There are no signs that the rate of growth in computing power is slowing down. Moore’s law—the idea, roughly, that computers power doubles every couple of years—is still with us. The rise of ubiquitous networking and exponential increases in storage space guarantee that every year, machines will do more they did the year before. As Nordhaus says, computers “are a technology that has the potential for penetrating and fundamentally changing virtually every corner of economic life. At current rates of improvement, computers are approaching the complexity and computational capacity of the human brain. Perhaps computers will prove to be the ultimate outsourcer.”
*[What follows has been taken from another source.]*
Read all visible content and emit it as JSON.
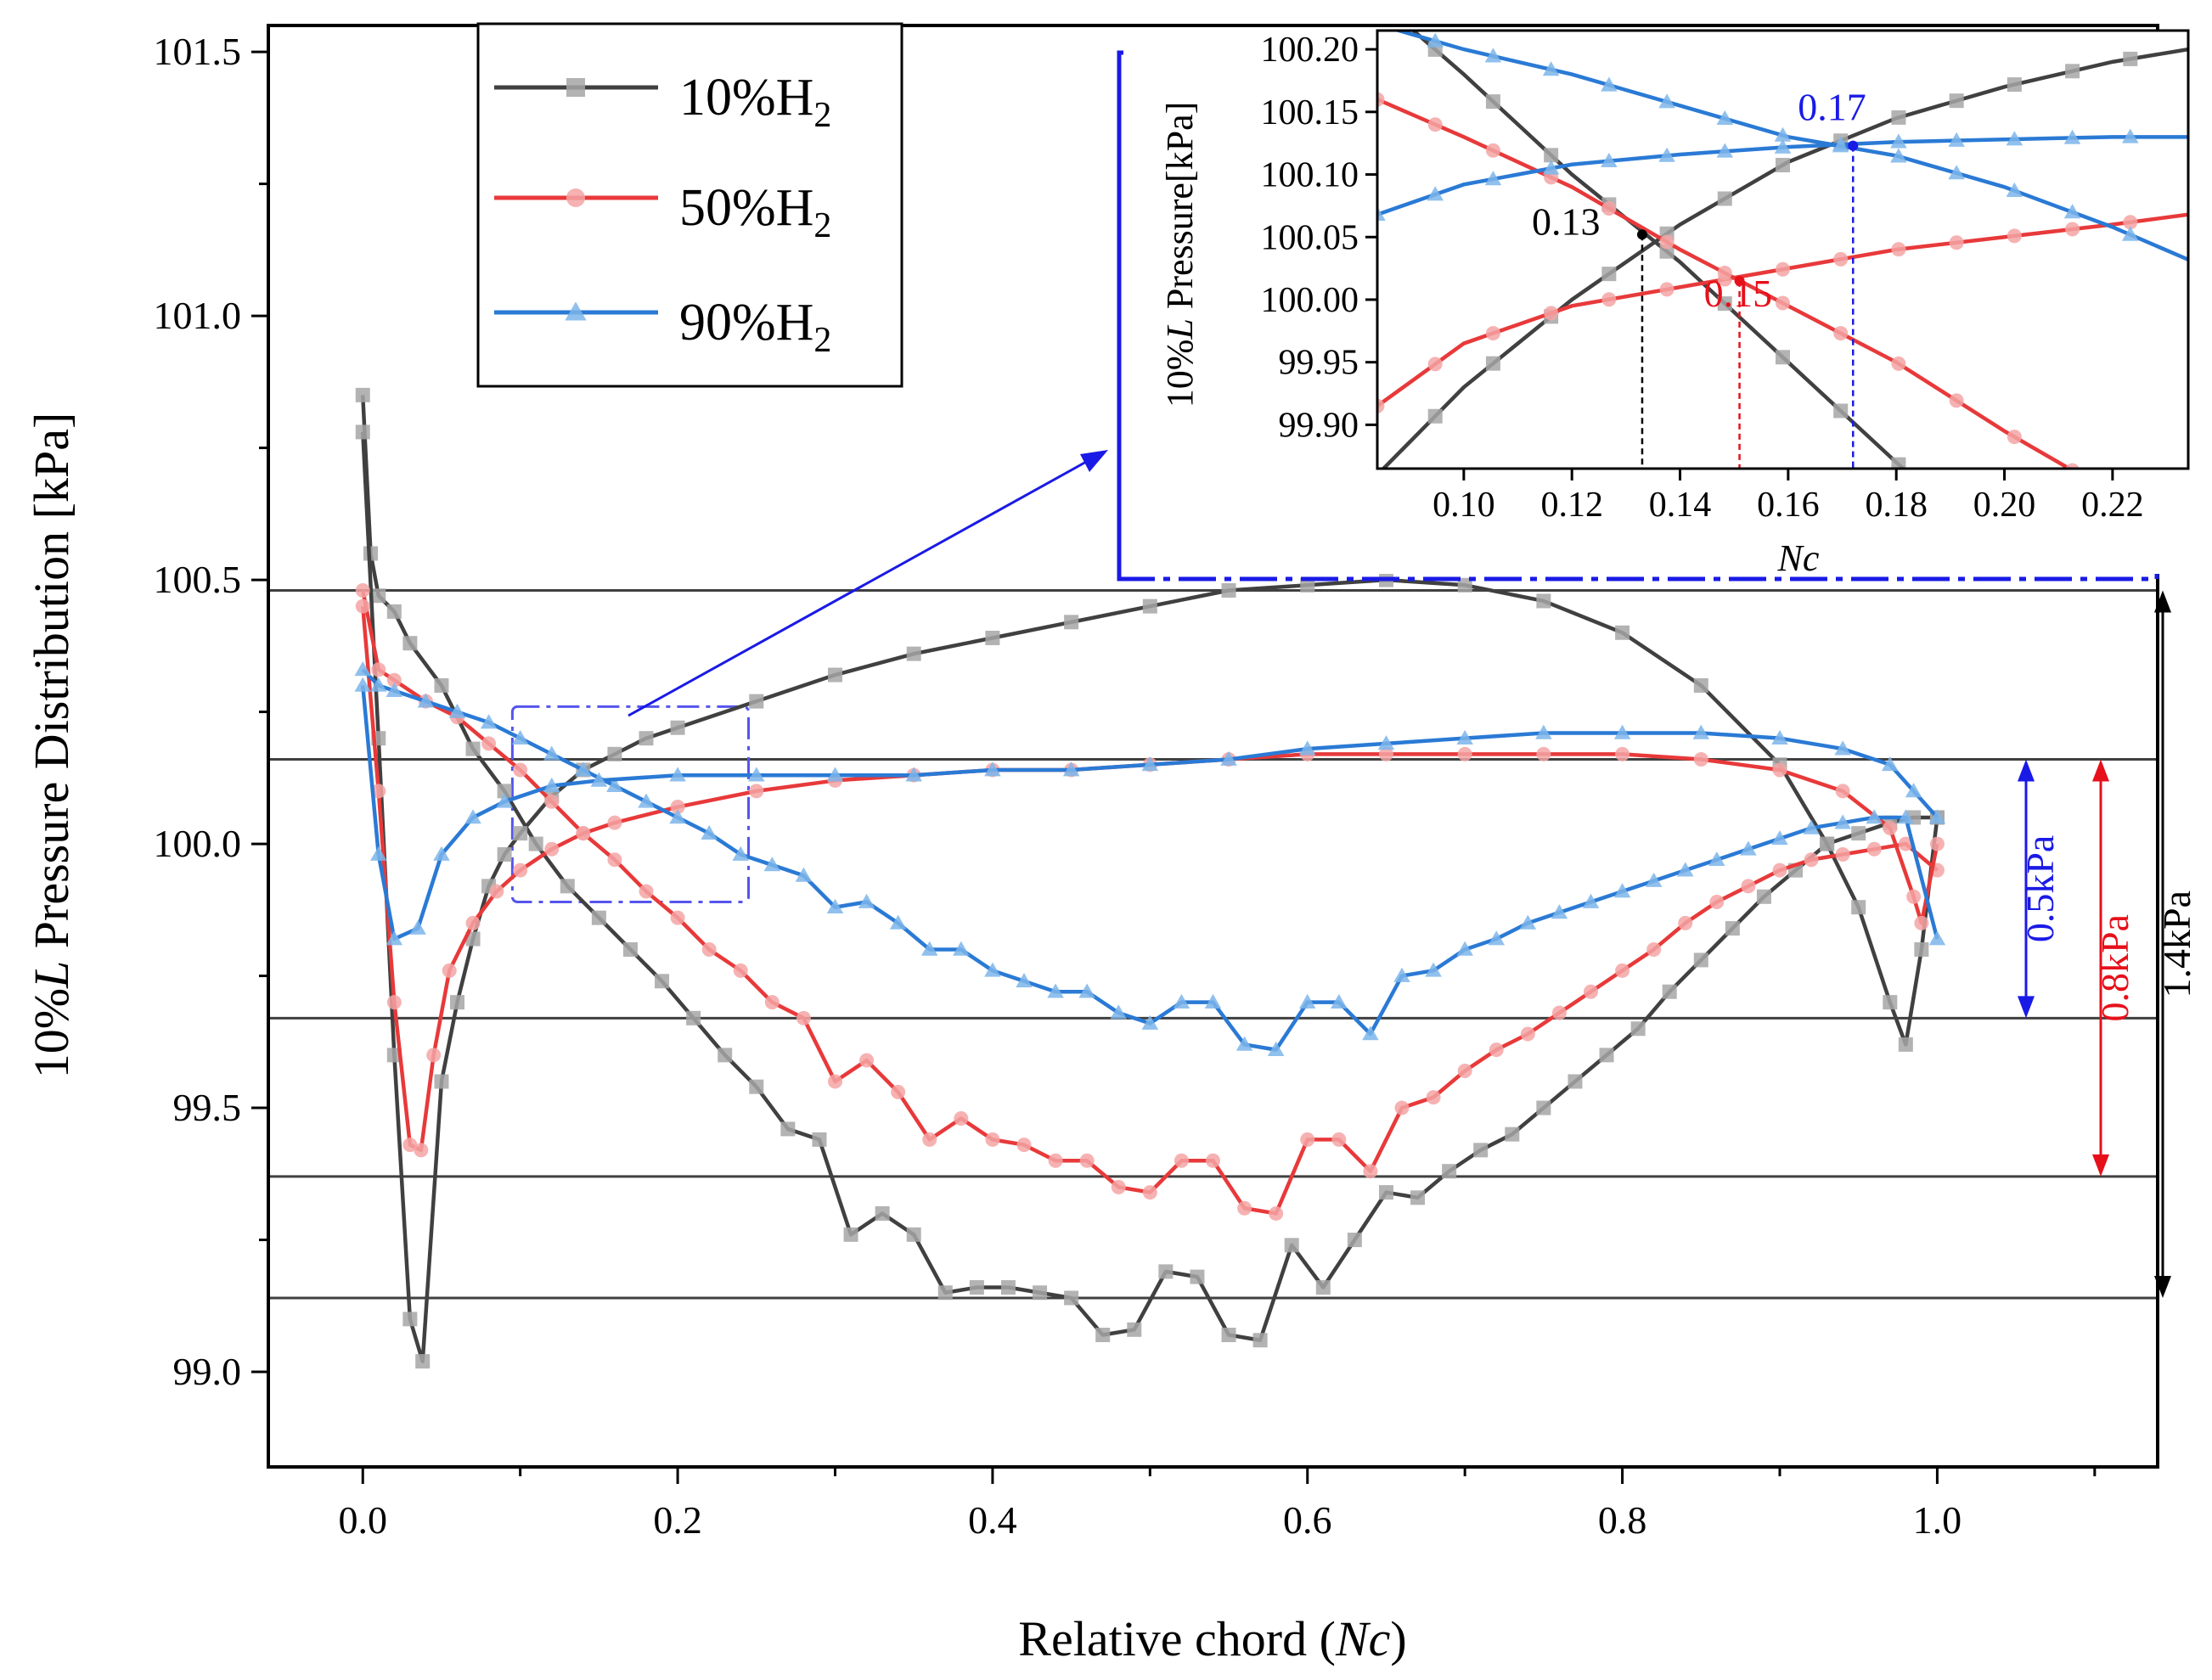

I’d discount Nordaus’ “perhaps.” If you think us humans are secure in our jobs, you’d have to believe either a) that computers’ progress will slow or stop, or b) that humans will keep finding new jobs as machines take our old ones. Option A isn’t going to happen. And for most people, Option B is just a hope, because computers aren’t replacing one kind of human skill—they’re getting better at a wide range of skills that apply across many different jobs.
As I reported in this series, computers are improving their language and visual processing. They’re better than humans at remembering stuff and finding new connections, and they’re even making inroads into human creativity. At the moment, robots fall short in two main areas—they have a hard time manipulating objects in the physical world, and they’re not good at face-to-face conversation. But as computer power increases, the first of these problems will be solved. And the second—face-to-face conversation—might also be within their capacities in decades to come.
This series doesn’t address what happens next: What will humans do when computers have taken most of our jobs? How will we spend our time? How will we make money? How will society work when jobs are no longer the central activity of human existence?
I’ve ignored these deep questions because, at this point, very few people are thinking about them; they sound more like subjects that a stoner sci-fi geek would ponder than questions that serious people should spend time thinking about. But that’s got to change. Humanity is being eclipsed, and we need to figure out what to do about it. This is really going to happen.